Nine out of every 10 (90 percent) of the 604 state residents surveyed between Jan. 27 and Feb. 2 feel that it is important to preserve farmland for future generations; and just over three quarters (78 percent) believe that the state should support farming so that we can eat locally grown food.

Additionally, more than half of the respondents (62 percent) to the survey - distributed evenly among Connecticut's six congressiona l districts - said they are willing to pay more for fruits and vegetables that are grown in state. A slightly smaller number (57 percent) said they would be willing to pay extra for milk products produced on Connecticut farms.

But when asked about the state's farmland preservation program, established 22 years ago to buy developments rights to farmland so that farmers can sell their land but it cannot be used for non-agricultural purposes, nearly four out of five (78 percent) of the survey's respondents had not heard of the program.

Still, a significant majority (71 percent) said they supported the continued funding of the farmland preservation program, which between 1988 and 1998 spent about $5 million - an average of $4 per Connecticut household per year - to buy development rights to 11,000 acres of farmland throughout the state.

Of those respondents who said they support continued funding of the program, 26 percent favor doubling the amount to $8 per household, while 32 percent want the funding to continue at the level of $4 per household. Another 41 percent favored state spending somewhere between $4 and $8 per household.

"The results from the survey indicate that support for farms is uniform and strong," says Emilio Pagoulatos, professor and head of the agricultural and resource economics department. He says the survey continues a department tradition of concern for farmland preservation, which goes back to the 1970s when faculty member Irving Fellows, now emeritus, wrote the original state legislation on farmland preservation.

Development rights for about 26,000 acres on 172 farms have been purchased through the farmland preservation program, but the goal was three times that, and the waiting list totals 200 farms, Pagoulatos says. "For us, these (survey) results send a strong message."

Connecticut is losing an average of 8,000 acres of farmland per year, the equivalent of 80 farms, according to the 1997 U.S. Department of Agriculture census report.
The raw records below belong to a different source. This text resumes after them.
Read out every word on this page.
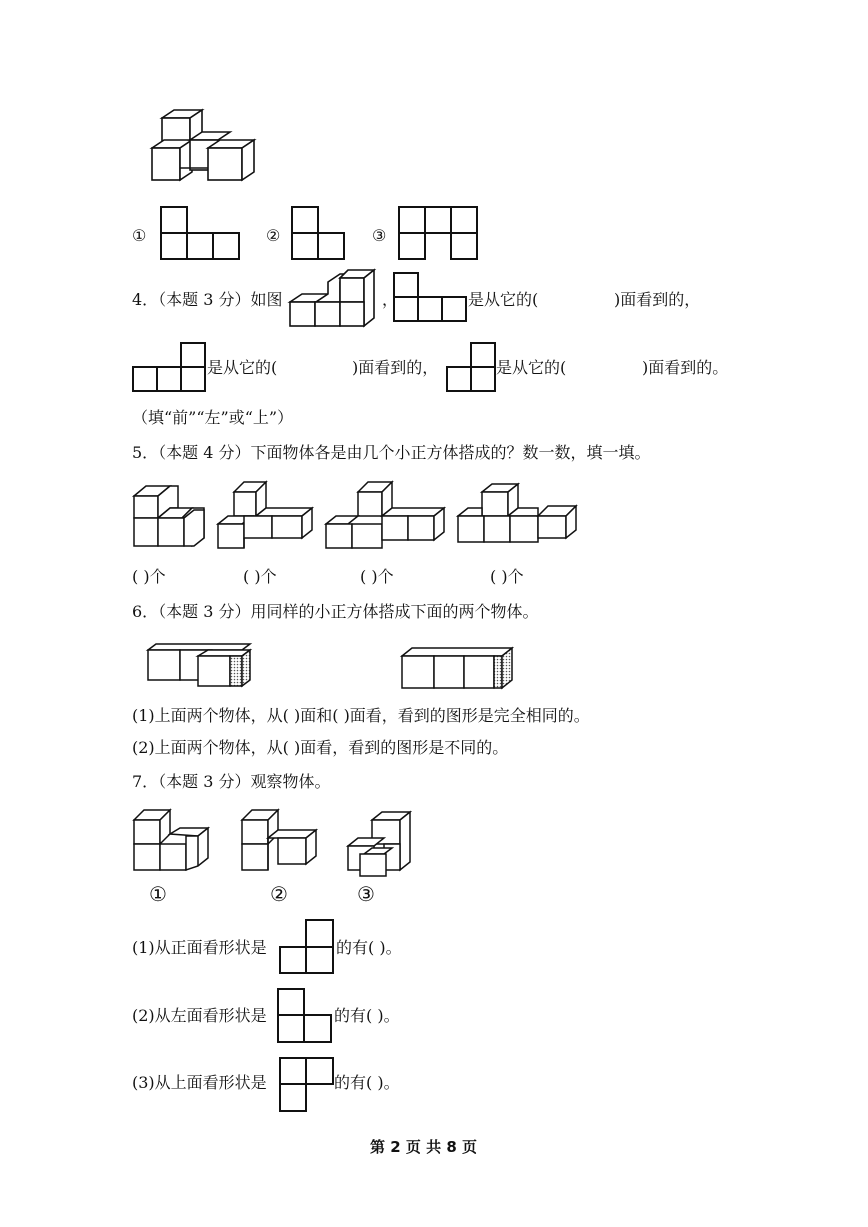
①	②	③
4．（本题 3 分）如图	，	是从它的(	)面看到的，
是从它的(	)面看到的，	是从它的(	)面看到的。
（填“前”“左”或“上”）
5．（本题 4 分）下面物体各是由几个小正方体搭成的？数一数，填一填。
( )个	( )个	( )个	( )个
6．（本题 3 分）用同样的小正方体搭成下面的两个物体。
(1)上面两个物体，从( )面和( )面看，看到的图形是完全相同的。
(2)上面两个物体，从( )面看，看到的图形是不同的。
7．（本题 3 分）观察物体。
①	②	③
(1)从正面看形状是	的有( )。
(2)从左面看形状是	的有( )。
(3)从上面看形状是	的有( )。
第 2 页 共 8 页
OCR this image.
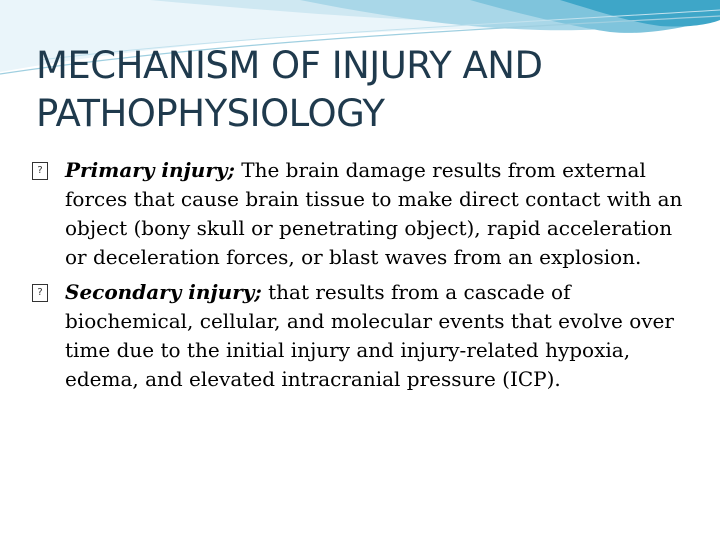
MECHANISM OF INJURY AND
PATHOPHYSIOLOGY

? Primary injury; The brain damage results from external forces that cause brain tissue to make direct contact with an object (bony skull or penetrating object), rapid acceleration or deceleration forces, or blast waves from an explosion.

? Secondary injury; that results from a cascade of biochemical, cellular, and molecular events that evolve over time due to the initial injury and injury-related hypoxia, edema, and elevated intracranial pressure (ICP).
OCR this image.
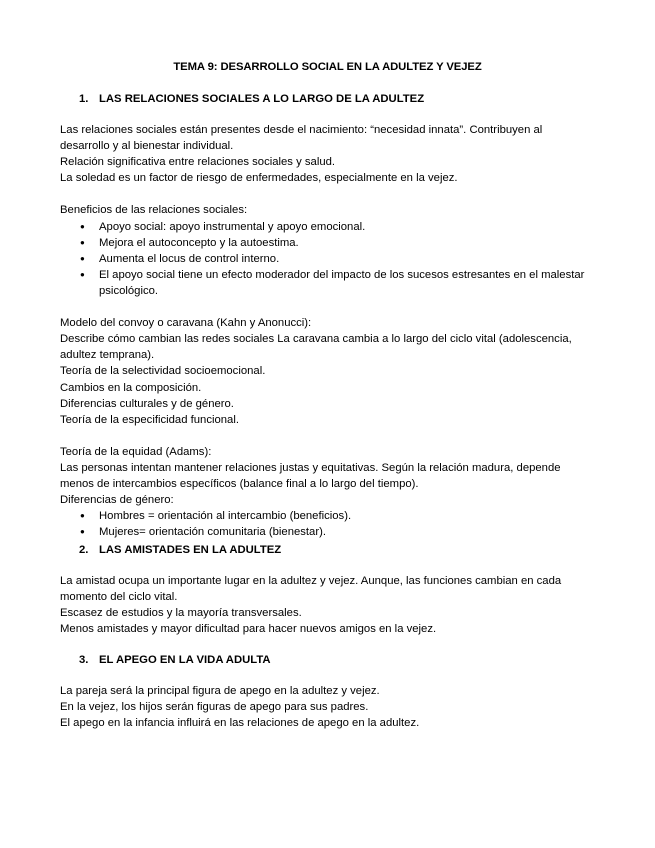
TEMA 9: DESARROLLO SOCIAL EN LA ADULTEZ Y VEJEZ
1. LAS RELACIONES SOCIALES A LO LARGO DE LA ADULTEZ

Las relaciones sociales están presentes desde el nacimiento: “necesidad innata”. Contribuyen al desarrollo y al bienestar individual.

Relación significativa entre relaciones sociales y salud.

La soledad es un factor de riesgo de enfermedades, especialmente en la vejez.

Beneficios de las relaciones sociales:

● Apoyo social: apoyo instrumental y apoyo emocional.
● Mejora el autoconcepto y la autoestima.
● Aumenta el locus de control interno.
● El apoyo social tiene un efecto moderador del impacto de los sucesos estresantes en el malestar psicológico.

Modelo del convoy o caravana (Kahn y Anonucci):

Describe cómo cambian las redes sociales La caravana cambia a lo largo del ciclo vital (adolescencia, adultez temprana).

Teoría de la selectividad socioemocional.

Cambios en la composición.

Diferencias culturales y de género.

Teoría de la especificidad funcional.

Teoría de la equidad (Adams):

Las personas intentan mantener relaciones justas y equitativas. Según la relación madura, depende menos de intercambios específicos (balance final a lo largo del tiempo).

Diferencias de género:

● Hombres = orientación al intercambio (beneficios).
● Mujeres= orientación comunitaria (bienestar).
2. LAS AMISTADES EN LA ADULTEZ

La amistad ocupa un importante lugar en la adultez y vejez. Aunque, las funciones cambian en cada momento del ciclo vital.

Escasez de estudios y la mayoría transversales.

Menos amistades y mayor dificultad para hacer nuevos amigos en la vejez.

3. EL APEGO EN LA VIDA ADULTA

La pareja será la principal figura de apego en la adultez y vejez.

En la vejez, los hijos serán figuras de apego para sus padres.

El apego en la infancia influirá en las relaciones de apego en la adultez.
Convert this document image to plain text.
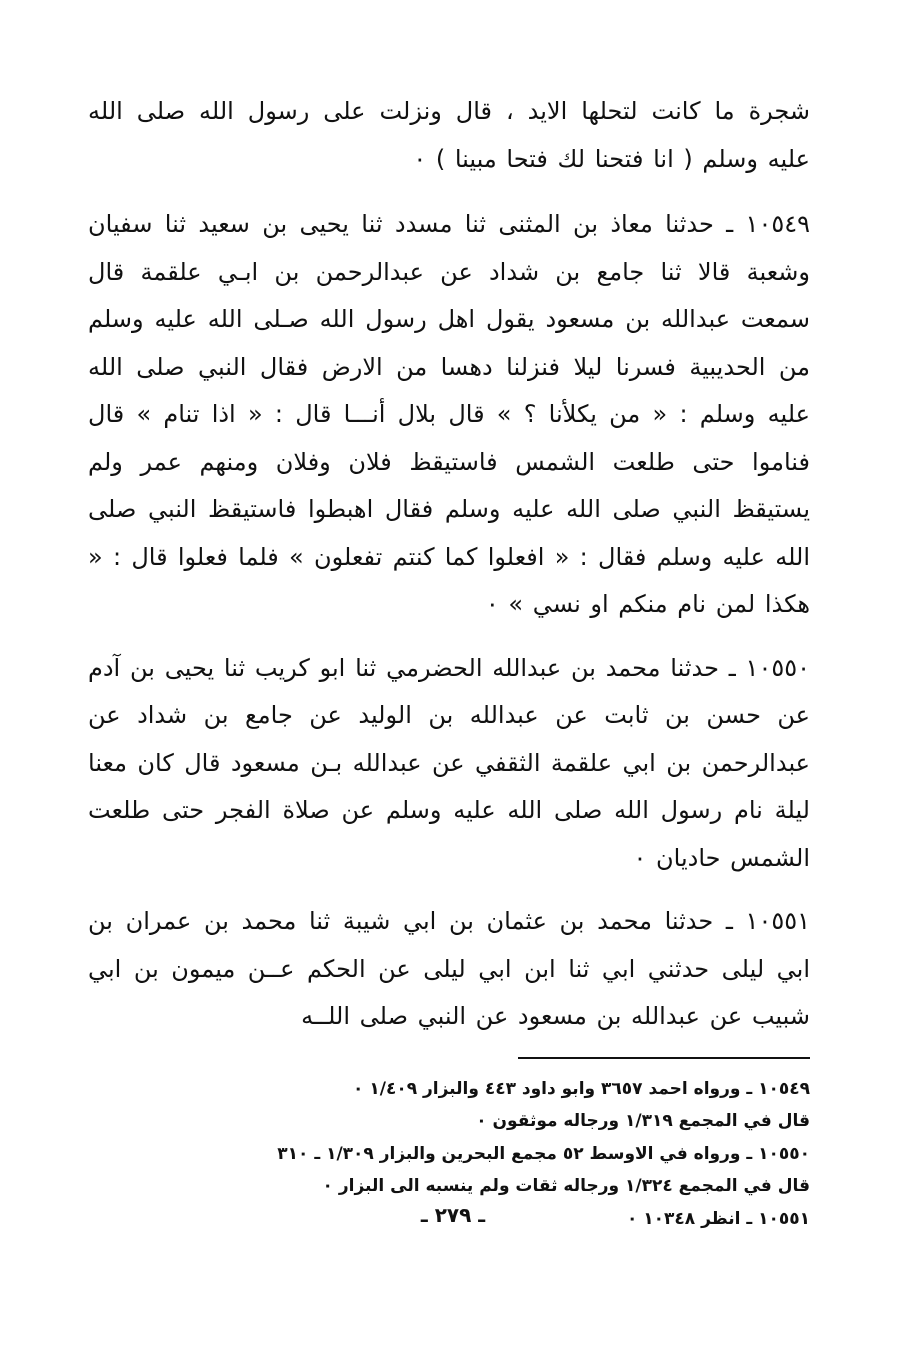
شجرة ما كانت لتحلها الايد ، قال ونزلت على رسول الله صلى الله عليه وسلم ( انا فتحنا لك فتحا مبينا ) ٠

١٠٥٤٩ ـ حدثنا معاذ بن المثنى ثنا مسدد ثنا يحيى بن سعيد ثنا سفيان وشعبة قالا ثنا جامع بن شداد عن عبدالرحمن بن ابـي علقمة قال سمعت عبدالله بن مسعود يقول اهل رسول الله صـلى الله عليه وسلم من الحديبية فسرنا ليلا فنزلنا دهسا من الارض فقال النبي صلى الله عليه وسلم : « من يكلأنا ؟ » قال بلال أنـــا قال : « اذا تنام » قال فناموا حتى طلعت الشمس فاستيقظ فلان وفلان ومنهم عمر ولم يستيقظ النبي صلى الله عليه وسلم فقال اهبطوا فاستيقظ النبي صلى الله عليه وسلم فقال : « افعلوا كما كنتم تفعلون » فلما فعلوا قال : « هكذا لمن نام منكم او نسي » ٠

١٠٥٥٠ ـ حدثنا محمد بن عبدالله الحضرمي ثنا ابو كريب ثنا يحيى بن آدم عن حسن بن ثابت عن عبدالله بن الوليد عن جامع بن شداد عن عبدالرحمن بن ابي علقمة الثقفي عن عبدالله بـن مسعود قال كان معنا ليلة نام رسول الله صلى الله عليه وسلم عن صلاة الفجر حتى طلعت الشمس حاديان ٠

١٠٥٥١ ـ حدثنا محمد بن عثمان بن ابي شيبة ثنا محمد بن عمران بن ابي ليلى حدثني ابي ثنا ابن ابي ليلى عن الحكم عــن ميمون بن ابي شبيب عن عبدالله بن مسعود عن النبي صلى اللــه

١٠٥٤٩ ـ ورواه احمد ٣٦٥٧ وابو داود ٤٤٣ والبزار ١/٤٠٩ ٠

قال في المجمع ١/٣١٩ ورجاله موثقون ٠

١٠٥٥٠ ـ ورواه في الاوسط ٥٢ مجمع البحرين والبزار ١/٣٠٩ ـ ٣١٠

قال في المجمع ١/٣٢٤ ورجاله ثقات ولم ينسبه الى البزار ٠

١٠٥٥١ ـ انظر ١٠٣٤٨ ٠

ـ ٢٧٩ ـ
Statewide, only 380,000 acres - about 11 percent of Connecticut's total land base - remain in agricultural use; the state ranks 10th nationally in farmland loss as a percentage of its remaining farmland.

"The strength of support for farmland preservation surprised us," says Jeremy Foltz, assistant professor of agricultural and resource economics, who analyzed much of the survey data. "An interesting part of the results is that they are general across the population, with support as strong among poor urban people as it is among wealthy rural people.
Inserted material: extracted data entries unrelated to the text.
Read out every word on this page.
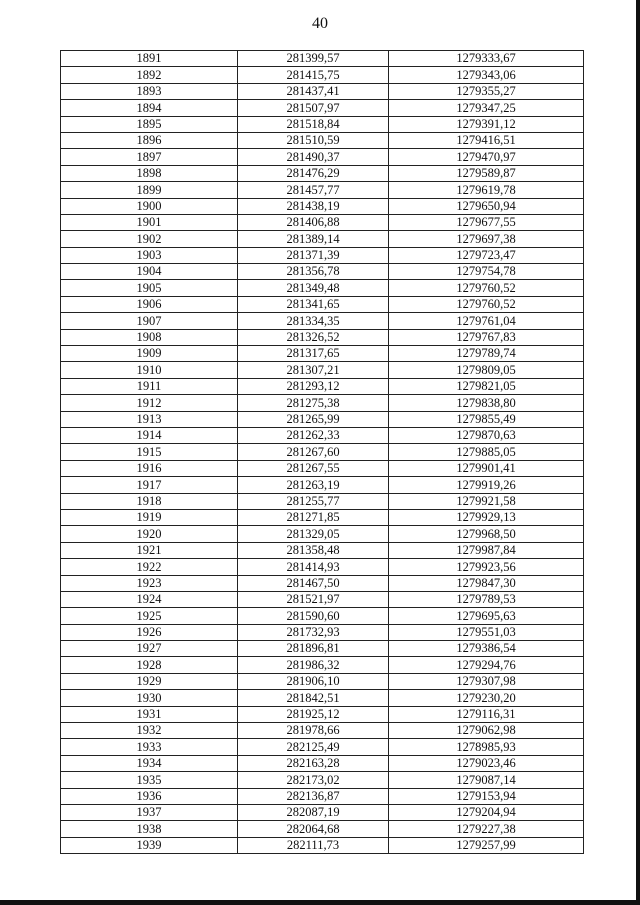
40
1891	281399,57	1279333,67
1892	281415,75	1279343,06
1893	281437,41	1279355,27
1894	281507,97	1279347,25
1895	281518,84	1279391,12
1896	281510,59	1279416,51
1897	281490,37	1279470,97
1898	281476,29	1279589,87
1899	281457,77	1279619,78
1900	281438,19	1279650,94
1901	281406,88	1279677,55
1902	281389,14	1279697,38
1903	281371,39	1279723,47
1904	281356,78	1279754,78
1905	281349,48	1279760,52
1906	281341,65	1279760,52
1907	281334,35	1279761,04
1908	281326,52	1279767,83
1909	281317,65	1279789,74
1910	281307,21	1279809,05
1911	281293,12	1279821,05
1912	281275,38	1279838,80
1913	281265,99	1279855,49
1914	281262,33	1279870,63
1915	281267,60	1279885,05
1916	281267,55	1279901,41
1917	281263,19	1279919,26
1918	281255,77	1279921,58
1919	281271,85	1279929,13
1920	281329,05	1279968,50
1921	281358,48	1279987,84
1922	281414,93	1279923,56
1923	281467,50	1279847,30
1924	281521,97	1279789,53
1925	281590,60	1279695,63
1926	281732,93	1279551,03
1927	281896,81	1279386,54
1928	281986,32	1279294,76
1929	281906,10	1279307,98
1930	281842,51	1279230,20
1931	281925,12	1279116,31
1932	281978,66	1279062,98
1933	282125,49	1278985,93
1934	282163,28	1279023,46
1935	282173,02	1279087,14
1936	282136,87	1279153,94
1937	282087,19	1279204,94
1938	282064,68	1279227,38
1939	282111,73	1279257,99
"We really expected an urban/suburban state such as Connecticut to be lukewarm about saving farms, because those who own their piece of lawn might care less about preserving open space," Foltz says. "What we find, however, is that urban and suburban dwellers are in favor of preserving farms because it is a luxury item they value highly, while rural people want to preserve their neighborhoods."

Other findings of the survey include:

  • Overall, 92 percent of the respondents agree that it is important for the state to spend money on programs to preserve open space, defined as forests and farms.

  • Sixty-four percent of the respondents disagree that it is more important to preserve open space for recreation than it is to preserve farmland.

  • Sixty-three percent disagree that farming causes environmental problems, due to such things as bad smells and use of dangerous chemicals.

  • Fifty-one percent agree that there is too much urban sprawl in Connecticut.

  • If the state does pay farmers to preserve their land, 91 percent of the respondents believe that they should be required to continue farming it.

  • Seventy-six percent said they had gone to a pick-your-own produce place, a farm stand, a Christmas tree farm or some other farm-based activity during the past year.